Nikon's more expensive cameras (eg D80 and upwards) all have the internal focusing motors that allow you to autofocus with pretty much any nikon lens. I'd definitely get one of these cameras. The lack of the ability to autofocus with some of my lenses is the one thing that I don't like about my D40 (although I knew it going in and couldn't afford anything better).
posted by majikstreet at 11:43 AM on February 20, 2009


Unfortunately, everyone spaketh the truth here. What I'd do in your situation is try and get hold of a 40D, or a 5D if you can find one in your budget somehow, and rent a Canon 200mm f/2, or a 70-200 2.8, or maybe a 100mm f/2. Annoy the venue into giving you a proper photo pass, or at least find out in advance if one's necessary.

If you just want to take some decent quality snapshots, the 40D, Tamron 17-50 2.8 and the Canon 70-200 2.8 IS are the way to go. That setup'll last you a very long time. The 70-200 will last you forever, actually. It's expensive enough.

Pay attention to how the light's pooled in different parts of the arena, as that will affect the results a lot. A major thing to look out for is to try and take pictures as people stop moving, or at the apex of a movement, while there's less motion going on. Sounds very petty, but it's a really useful thing to keep in mind.

Also, faces. Don't shoot people's backs, get their faces.
posted by Magnakai at 12:04 PM on February 20, 2009


The Nikon D700 has astounding low light performance. It was one of the first of the newer breed of cameras that can take photos in very, very dark conditions.

But the camera is twice your price range. I'm waiting for it to come down myself. The other options in this field seem to be the Nikon D3 and the Canon Mk5 vii (v2). Both equally, if not more expensive.

Take a look at these photos taken in very, very dark conditions.

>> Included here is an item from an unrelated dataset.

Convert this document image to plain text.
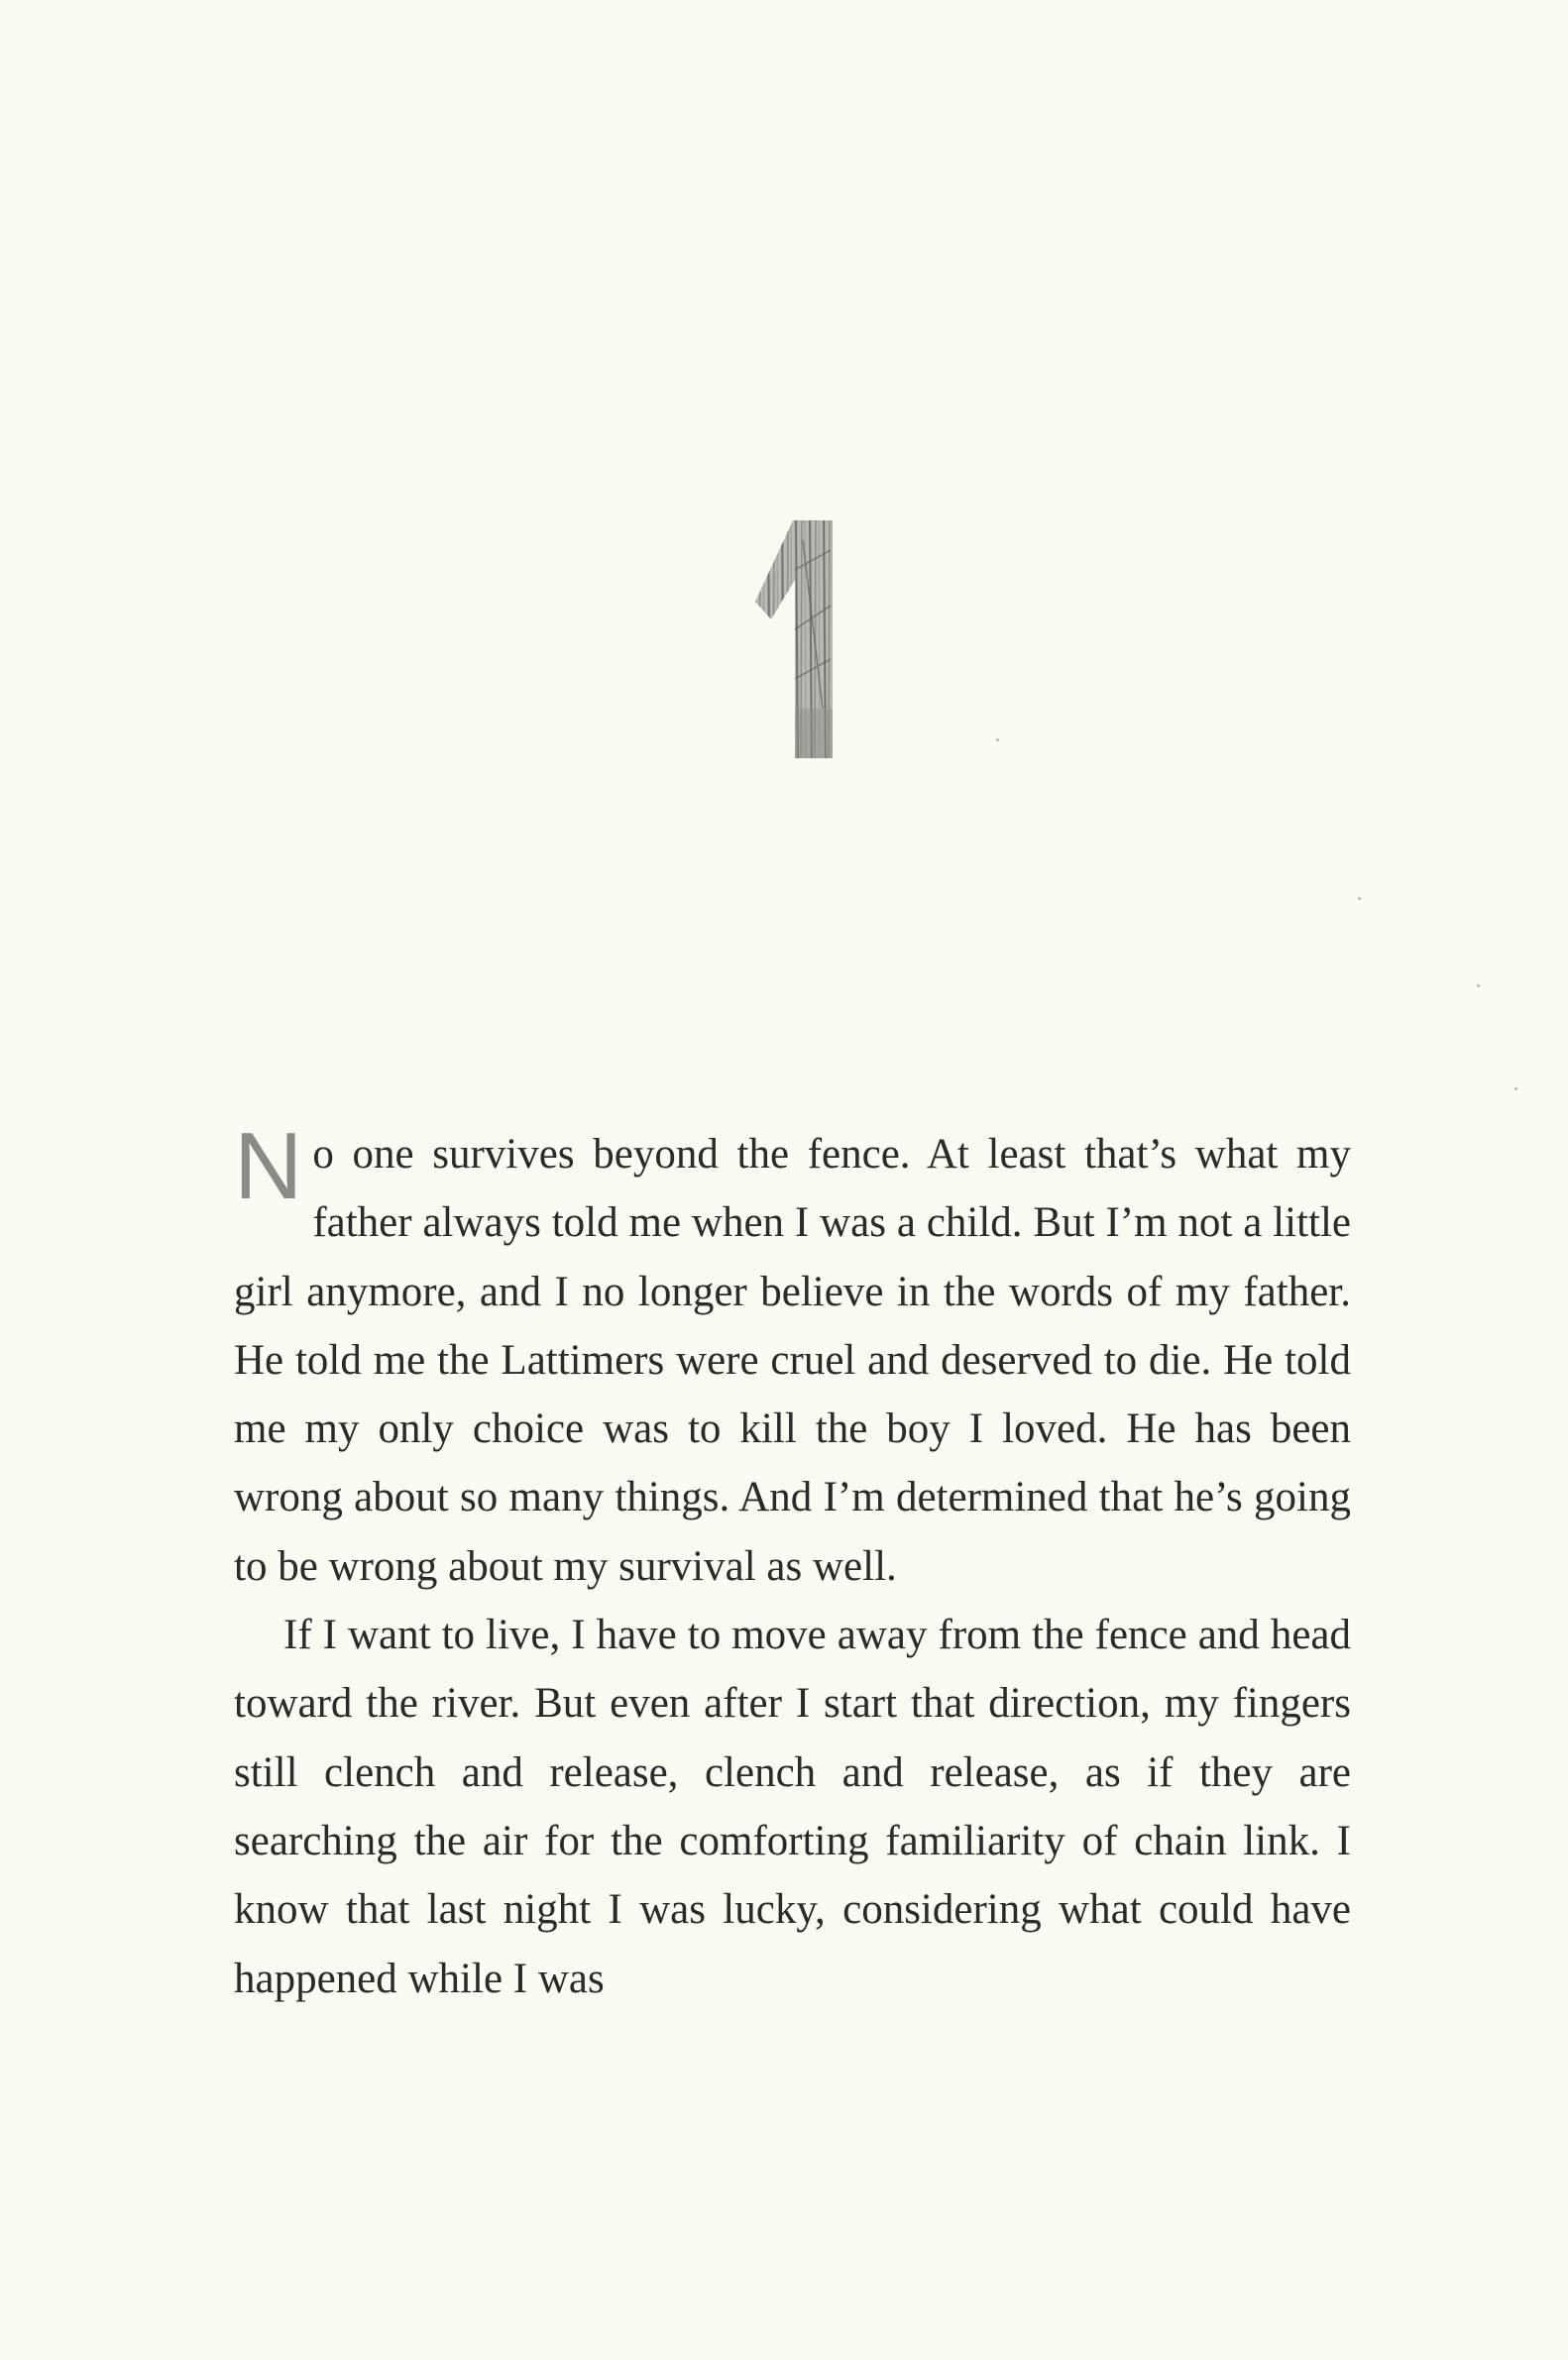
N o one survives beyond the fence. At least that’s what my father always told me when I was a child. But I’m not a little girl anymore, and I no longer believe in the words of my father. He told me the Lattimers were cruel and deserved to die. He told me my only choice was to kill the boy I loved. He has been wrong about so many things. And I’m determined that he’s going to be wrong about my survival as well.

If I want to live, I have to move away from the fence and head toward the river. But even after I start that direction, my fingers still clench and release, clench and release, as if they are searching the air for the comforting familiarity of chain link. I know that last night I was lucky, considering what could have happened while I was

For example this one, which was taken in very low light, but the shutter was still fast enough to stop the action.
posted by MesoFilter at 1:03 PM on February 20, 2009


Get a Nikon D90 and an 18-200. Everything said upstream is true, but the reality is you CAN get enjoyable shots with a slower lens. Use the highest light sensitivity and accept that you'll take 100 pictures and get 1 you like. That's the great thing about digital. The fact that you can use post-processing tools like noise ninja is another great thing.

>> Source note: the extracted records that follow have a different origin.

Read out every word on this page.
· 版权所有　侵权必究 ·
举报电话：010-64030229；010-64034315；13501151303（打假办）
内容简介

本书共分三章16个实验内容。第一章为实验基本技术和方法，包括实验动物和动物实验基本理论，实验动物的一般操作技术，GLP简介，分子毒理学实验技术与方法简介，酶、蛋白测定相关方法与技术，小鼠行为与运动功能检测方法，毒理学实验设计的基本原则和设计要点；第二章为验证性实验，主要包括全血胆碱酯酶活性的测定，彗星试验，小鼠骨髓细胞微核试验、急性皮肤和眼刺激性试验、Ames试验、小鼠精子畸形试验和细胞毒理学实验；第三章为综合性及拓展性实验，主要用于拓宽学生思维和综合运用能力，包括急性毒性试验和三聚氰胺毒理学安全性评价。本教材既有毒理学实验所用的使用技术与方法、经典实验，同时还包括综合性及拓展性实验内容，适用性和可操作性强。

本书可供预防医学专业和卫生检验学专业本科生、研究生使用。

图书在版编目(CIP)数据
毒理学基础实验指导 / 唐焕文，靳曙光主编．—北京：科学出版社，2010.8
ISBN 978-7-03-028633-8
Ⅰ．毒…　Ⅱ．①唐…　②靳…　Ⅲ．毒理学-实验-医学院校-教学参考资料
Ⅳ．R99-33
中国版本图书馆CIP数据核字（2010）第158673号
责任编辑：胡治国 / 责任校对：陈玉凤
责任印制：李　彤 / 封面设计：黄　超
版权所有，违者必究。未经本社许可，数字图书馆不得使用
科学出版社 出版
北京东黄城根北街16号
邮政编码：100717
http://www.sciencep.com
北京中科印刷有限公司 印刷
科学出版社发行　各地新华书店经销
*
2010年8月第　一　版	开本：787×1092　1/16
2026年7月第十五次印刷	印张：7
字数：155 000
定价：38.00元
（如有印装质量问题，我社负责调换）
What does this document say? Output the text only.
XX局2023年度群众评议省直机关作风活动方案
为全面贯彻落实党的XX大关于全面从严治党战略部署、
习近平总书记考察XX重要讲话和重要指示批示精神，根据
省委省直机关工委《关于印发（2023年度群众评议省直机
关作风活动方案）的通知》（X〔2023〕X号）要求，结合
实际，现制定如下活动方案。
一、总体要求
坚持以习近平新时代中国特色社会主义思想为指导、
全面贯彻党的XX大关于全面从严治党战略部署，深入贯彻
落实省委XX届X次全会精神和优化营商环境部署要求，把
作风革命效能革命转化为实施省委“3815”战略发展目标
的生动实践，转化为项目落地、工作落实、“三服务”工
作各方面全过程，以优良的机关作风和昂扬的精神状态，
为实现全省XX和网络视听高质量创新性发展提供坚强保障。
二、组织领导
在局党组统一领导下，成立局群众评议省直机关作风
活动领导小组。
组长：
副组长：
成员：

Imjustsaying is right about VR as far as action goes but it'll change your life everywhere else.
posted by phearlez at 2:03 PM on February 20, 2009


Response by poster: Thank you for your answers everyone. This will be in a small-town arena that is extremely poorly lit. On the upside, I have full access to everything. It seems that doing it "the right way" is out of my budget and level of expertise. I think I'll just get a lens+body combination that has good low-light performance and go for "safe shots": players on the bench or waiting for the puck to drop, goalies, people in the crowd.

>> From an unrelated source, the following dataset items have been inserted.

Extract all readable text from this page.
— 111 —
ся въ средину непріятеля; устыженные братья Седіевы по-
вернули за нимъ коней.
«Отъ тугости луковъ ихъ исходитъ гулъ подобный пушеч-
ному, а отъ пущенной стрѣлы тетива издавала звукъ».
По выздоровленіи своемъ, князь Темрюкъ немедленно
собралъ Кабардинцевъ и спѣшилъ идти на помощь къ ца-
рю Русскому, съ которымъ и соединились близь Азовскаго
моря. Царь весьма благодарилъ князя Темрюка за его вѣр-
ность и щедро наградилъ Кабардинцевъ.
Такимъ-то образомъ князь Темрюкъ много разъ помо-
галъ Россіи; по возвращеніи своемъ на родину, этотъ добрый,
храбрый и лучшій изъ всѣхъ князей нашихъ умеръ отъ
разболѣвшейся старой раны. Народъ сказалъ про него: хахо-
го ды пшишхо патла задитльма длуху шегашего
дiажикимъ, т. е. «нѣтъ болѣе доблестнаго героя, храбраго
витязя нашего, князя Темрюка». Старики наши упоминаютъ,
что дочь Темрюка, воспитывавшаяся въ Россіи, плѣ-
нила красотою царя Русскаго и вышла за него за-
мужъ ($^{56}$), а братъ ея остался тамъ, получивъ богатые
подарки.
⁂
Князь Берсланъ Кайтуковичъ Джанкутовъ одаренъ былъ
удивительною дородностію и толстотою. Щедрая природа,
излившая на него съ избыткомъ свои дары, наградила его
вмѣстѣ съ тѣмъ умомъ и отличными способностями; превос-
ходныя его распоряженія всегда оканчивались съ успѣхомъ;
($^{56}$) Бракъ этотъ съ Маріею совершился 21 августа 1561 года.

Next year I'll try to go to an outdoors game, or, if I feel confident, go crazy and rent something for an indoors game.
posted by Monday, stony Monday at 9:24 PM on February 20, 2009


seeing that you do have a budget to work with - why not hire a local sports shooter to produce the shots you want? talk to your local paper. I bet you'll be able to secure a person with the right equipment to shoot this assignment for you for less than you'd think. consider a proposition akin to "I want a few pics from this event, I have a bit of money and full access but lack the equipemt&experience, you wanna spend a few hours shooting this for me?" who knows, they might be able to use the shots on stock sites, etc. (which would require a model release, which you could help with since you know the players).